Puis je réalise quelque chose. Quelque chose que je n'ai pas voulu voir plus tôt, alors que c'était là, juste sous mon nez. Ce dont je viens de m'apercevoir, ce que mon aveuglement m'empêchait de comprendre, Carmilla le sait depuis le début. Imbécile que j'ai été ! Incapable de voir au-delà de mes espoirs égoïstes, incapable de voir au-delà du voile de mes souvenirs. Certains disent que la sagesse vient avec les années. C'est faux. La sagesse vient quand on vieillit, quand la mort se rapproche et que l'enfance s'éloigne.
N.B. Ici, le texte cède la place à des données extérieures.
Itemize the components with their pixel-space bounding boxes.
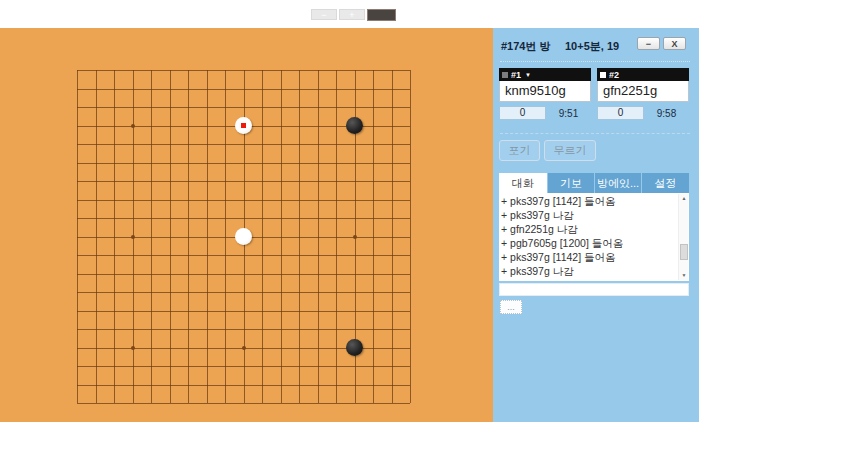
white-stone — [235, 228, 252, 245]
room-title: #174번 방 — [501, 39, 551, 54]
more-button[interactable]: ... — [500, 300, 522, 314]
zoom-in-button[interactable]: + — [339, 9, 365, 20]
room-time-settings: 10+5분, 19 — [565, 39, 619, 54]
black-stone — [346, 339, 363, 356]
chat-input[interactable] — [499, 283, 689, 296]
chat-message: + gfn2251g 나감 — [501, 222, 676, 236]
top-toolbar: − + — [311, 9, 396, 21]
chat-message: + pks397g 나감 — [501, 264, 676, 278]
star-point — [131, 346, 135, 350]
player1-timer-row: 0 9:51 — [499, 106, 591, 120]
tab-chat[interactable]: 대화 — [499, 173, 547, 193]
chat-message: + pks397g 나감 — [501, 208, 676, 222]
chevron-down-icon[interactable]: ▼ — [525, 72, 531, 78]
player2-name: gfn2251g — [597, 81, 689, 102]
panel-tabs: 대화 기보 방에있... 설정 — [499, 173, 689, 193]
player1-name: knm9510g — [499, 81, 591, 102]
player1-time: 9:51 — [546, 108, 591, 119]
separator — [500, 61, 690, 62]
tab-settings[interactable]: 설정 — [642, 173, 689, 193]
dark-swatch-button[interactable] — [367, 9, 396, 21]
black-stone — [346, 117, 363, 134]
star-point — [131, 235, 135, 239]
player1-card: #1 ▼ knm9510g 0 9:51 — [499, 68, 591, 120]
player2-timer-row: 0 9:58 — [597, 106, 689, 120]
go-board[interactable] — [68, 61, 420, 413]
player2-time: 9:58 — [644, 108, 689, 119]
app-window: − + #174번 방 10+5분, 19 − X #1 ▼ knm9510g … — [0, 0, 850, 449]
scrollbar-thumb[interactable] — [680, 244, 688, 260]
player1-stone-icon — [502, 72, 508, 78]
scroll-up-icon[interactable]: ▲ — [679, 194, 689, 203]
player2-stone-icon — [600, 72, 606, 78]
zoom-out-button[interactable]: − — [311, 9, 337, 20]
player1-captures: 0 — [499, 106, 546, 120]
player2-slot-label: #2 — [609, 70, 619, 80]
chat-message-list: + pks397g [1142] 들어옴+ pks397g 나감+ gfn225… — [501, 194, 676, 280]
chat-scrollbar[interactable]: ▲ ▼ — [678, 194, 688, 280]
player1-slot-label: #1 — [511, 70, 521, 80]
game-room-panel: #174번 방 10+5분, 19 − X #1 ▼ knm9510g 0 9:… — [493, 28, 699, 422]
chat-box: + pks397g [1142] 들어옴+ pks397g 나감+ gfn225… — [499, 193, 689, 281]
resign-button[interactable]: 포기 — [499, 140, 540, 161]
white-stone — [235, 117, 252, 134]
undo-button[interactable]: 무르기 — [544, 140, 596, 161]
chat-message: + pks397g [1142] 들어옴 — [501, 250, 676, 264]
close-button[interactable]: X — [663, 37, 686, 50]
minimize-button[interactable]: − — [637, 37, 660, 50]
player2-captures: 0 — [597, 106, 644, 120]
chat-message: + pgb7605g [1200] 들어옴 — [501, 236, 676, 250]
star-point — [131, 124, 135, 128]
player2-card: #2 gfn2251g 0 9:58 — [597, 68, 689, 120]
scroll-down-icon[interactable]: ▼ — [679, 271, 689, 280]
tab-room-users[interactable]: 방에있... — [595, 173, 641, 193]
player2-bar[interactable]: #2 — [597, 68, 689, 81]
last-move-marker-icon — [241, 123, 246, 128]
tab-game-record[interactable]: 기보 — [548, 173, 594, 193]
star-point — [353, 235, 357, 239]
chat-message: + pks397g [1142] 들어옴 — [501, 194, 676, 208]
player1-bar[interactable]: #1 ▼ — [499, 68, 591, 81]
separator — [500, 133, 690, 134]
go-board-area — [0, 28, 493, 422]
star-point — [242, 346, 246, 350]
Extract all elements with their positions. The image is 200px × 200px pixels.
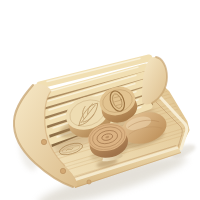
- dowel-peg: [87, 180, 91, 184]
- sauna-headrest-illustration: [0, 0, 200, 200]
- product-photo: [0, 0, 200, 200]
- dowel-peg: [60, 168, 65, 173]
- dowel-peg: [41, 139, 46, 144]
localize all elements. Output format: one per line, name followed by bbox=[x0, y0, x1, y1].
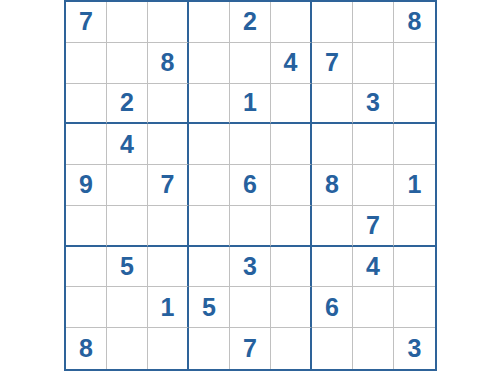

Moi qui suis immortel, moi que les griffes du temps n'atteindront jamais, je suis manifestement toujours aussi con qu'au premier jour de mon existence ! Je pensais qu'elle était venue m'affronter aujourd'hui pour essayer de me tuer, le terme d'une quête de vengeance séculaire, d'une histoire d'amour ancienne. Je le pensais parce que je trouvais ça jolie, parce que ça m'offrait l'espoir d'un combat, parce que ça me faisait plaisir de penser ça. Mais la vérité c'est que ce qui se joue ici, dans la danse de nos épées, ce n'est pas un combat. C'est un suicide. Pour un humain qui sait qui je suis, ce que je suis, venir m'affronter seul et espérer vaincre relève de l'idiotie la plus pure. Et Carmilla n'est pas idiote. Elle ne l'a jamais été. Elle est venue ici spécifiquement pour que je la tue. Et j'étais trop enfermé dans mes propres désirs pour le comprendre. Alors que l'acier claque sur l'acier et que je dévie sa lame une fois encore, j'ai un sourire amer. J'ai réussis en une seule fois à prouver que je suis un imbécile et à insulter l'intelligence de la dernière femme à qui j'ai donné mon amour. Bravo Jack. Une belle preuve de la légendaire sagesse d'Atlantis.